Ao menor sinal de escândalo, apela-se logo para uma CPI. Muita indignação, acusações pela mídia, lavagem de honra, de dinheiro e de roupa suja. Mas quando se vai conferir o resultado, lá se foram tempo, esperança e dinheiro público em vão. Quase tudo fogo de palha. No apagar das luzes, apenas a assinatura do diabo e, no ar, um cheirinho de enxofre, quer dizer, de mussarela e orégano.

Cogita-se, então, de privatizar os tais elementos, com leilão e tudo. "Quem dá mais? Um senador envolvido com narcotraficantes" ou "Um juiz com poupança clandestina na Suíça" e outros mimos semelhantes. Distribuição de catálogos com fotos dos leiloáveis, frente e perfil, além de folha corrida e antecedentes. Cunhados, maridos, irmãos e sócios, oferecidos como brindes. Mas a idéia também não funciona. Ninguém quer investir em peças tão pouco nobres.

Tenta-se, ainda, a Bolsa de Valores: todos os mutreteiros transformados em ações ao portador. Mas quem quer ser portador de ações já tão desvalorizadas, sem nenhuma liquidez no mercado? Rifas, promoções do tipo leve-5-e-pague-3, ações entre muy amigos, mas nada dá vazão ao número de papéis podres jogados no mercado.

Resta, então, a última cartada, moderna e ecologicamente correta: reciclagem neles! Para a enorme demanda, várias usinas de reciclagem e compostagem espalhadas pelo país esperam pela matéria-prima. Famintas por um lixinho novo, as usinas estremeceriam de prazer ao receberem em suas entranhas a fina flor da moral nacional. E no final do processo, a população teria acesso a produtos reciclados, bem mais úteis e baratos aos cofres públicos e ao bolso da galera pagante do que funcionários caríssimos, inoperantes e de folha corrida tão limpa quanto um pau de galinheiro. Todos teriam acesso a papéis de múltiplos usos, objetos de cozinha, vidros e adubos, o que fosse necessário. Tirando-se a escória de circulação, o país sairia ganhando e o usuário teria em mãos provas vivas de que a Justiça não tarda nem falha.
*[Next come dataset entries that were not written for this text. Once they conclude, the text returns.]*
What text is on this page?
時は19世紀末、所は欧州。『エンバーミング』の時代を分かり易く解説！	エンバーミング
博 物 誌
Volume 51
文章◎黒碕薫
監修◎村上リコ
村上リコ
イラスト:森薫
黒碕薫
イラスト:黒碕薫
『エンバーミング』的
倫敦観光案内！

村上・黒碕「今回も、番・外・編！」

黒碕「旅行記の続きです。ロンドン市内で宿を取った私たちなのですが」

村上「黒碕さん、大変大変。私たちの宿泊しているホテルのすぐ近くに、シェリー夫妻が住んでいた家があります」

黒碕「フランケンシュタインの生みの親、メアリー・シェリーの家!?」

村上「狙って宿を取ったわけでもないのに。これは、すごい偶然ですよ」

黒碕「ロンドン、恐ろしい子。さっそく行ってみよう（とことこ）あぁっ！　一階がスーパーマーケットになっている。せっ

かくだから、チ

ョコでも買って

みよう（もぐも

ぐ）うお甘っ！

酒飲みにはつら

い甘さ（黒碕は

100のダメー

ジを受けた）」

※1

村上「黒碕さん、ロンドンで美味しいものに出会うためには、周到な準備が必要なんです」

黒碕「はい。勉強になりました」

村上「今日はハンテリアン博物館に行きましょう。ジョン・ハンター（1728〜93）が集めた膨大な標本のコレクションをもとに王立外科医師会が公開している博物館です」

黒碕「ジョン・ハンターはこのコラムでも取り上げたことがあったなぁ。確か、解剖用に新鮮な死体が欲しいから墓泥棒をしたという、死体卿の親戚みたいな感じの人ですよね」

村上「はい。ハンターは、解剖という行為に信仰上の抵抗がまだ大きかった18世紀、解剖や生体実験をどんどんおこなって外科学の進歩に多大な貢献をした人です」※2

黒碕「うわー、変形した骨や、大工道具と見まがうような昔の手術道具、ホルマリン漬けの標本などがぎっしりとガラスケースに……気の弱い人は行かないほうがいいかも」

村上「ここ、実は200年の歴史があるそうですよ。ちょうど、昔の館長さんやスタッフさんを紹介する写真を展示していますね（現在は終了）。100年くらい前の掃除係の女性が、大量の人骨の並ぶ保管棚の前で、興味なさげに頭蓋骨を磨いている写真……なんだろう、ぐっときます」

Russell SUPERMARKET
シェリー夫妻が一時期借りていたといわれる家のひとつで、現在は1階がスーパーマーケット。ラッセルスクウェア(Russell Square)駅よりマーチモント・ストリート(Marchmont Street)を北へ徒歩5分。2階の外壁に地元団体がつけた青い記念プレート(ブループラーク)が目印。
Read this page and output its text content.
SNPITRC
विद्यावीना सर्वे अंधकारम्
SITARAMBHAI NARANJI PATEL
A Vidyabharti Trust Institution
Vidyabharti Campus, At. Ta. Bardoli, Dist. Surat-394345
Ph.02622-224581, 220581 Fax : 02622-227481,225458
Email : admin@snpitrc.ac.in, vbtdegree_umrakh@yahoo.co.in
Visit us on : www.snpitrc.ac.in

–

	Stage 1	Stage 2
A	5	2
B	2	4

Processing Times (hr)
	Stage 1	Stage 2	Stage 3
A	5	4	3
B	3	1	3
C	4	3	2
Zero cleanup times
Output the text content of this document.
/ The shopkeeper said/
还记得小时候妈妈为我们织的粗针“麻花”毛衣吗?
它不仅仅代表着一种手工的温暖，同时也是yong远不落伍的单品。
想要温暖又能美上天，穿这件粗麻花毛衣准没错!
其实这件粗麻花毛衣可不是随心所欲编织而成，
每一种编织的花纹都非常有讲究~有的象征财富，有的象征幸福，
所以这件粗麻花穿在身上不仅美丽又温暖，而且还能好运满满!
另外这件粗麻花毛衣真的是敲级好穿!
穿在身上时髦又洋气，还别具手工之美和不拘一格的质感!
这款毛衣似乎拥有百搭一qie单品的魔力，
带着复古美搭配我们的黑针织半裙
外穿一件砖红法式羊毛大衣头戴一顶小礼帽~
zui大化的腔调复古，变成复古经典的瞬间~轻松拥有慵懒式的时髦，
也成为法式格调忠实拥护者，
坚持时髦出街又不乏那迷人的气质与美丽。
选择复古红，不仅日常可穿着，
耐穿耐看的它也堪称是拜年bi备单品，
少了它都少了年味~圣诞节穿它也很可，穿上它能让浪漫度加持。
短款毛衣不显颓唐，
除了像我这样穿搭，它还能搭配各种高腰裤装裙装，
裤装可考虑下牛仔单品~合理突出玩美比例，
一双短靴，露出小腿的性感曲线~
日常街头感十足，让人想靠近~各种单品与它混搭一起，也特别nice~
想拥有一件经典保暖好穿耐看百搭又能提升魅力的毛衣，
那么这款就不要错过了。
E numa mesa de bar, por exemplo, entre um chope e outro, se ouviriam comentários do tipo: "Essa tulipa na sua mão era o Ministro Tal, condenado por superfaturamento" ou "Tá vendo aquele guardanapo colorido? Era aquele senador que deitou e rolou no tráfico de influência" ou ainda "Esse palito de churrasquinho era aquele vereador que usou a verba da merenda escolar pra comprar um jatinho pra família" e assim por diante. Nas escolas e universidades, a Moral e a Ética sairiam da teoria e passariam a ser ilustradas com exemplos concretos. E a impunidade - aquela, lembra? - ficaria relegada a uma página reciclada no Museu Histórico Nacional.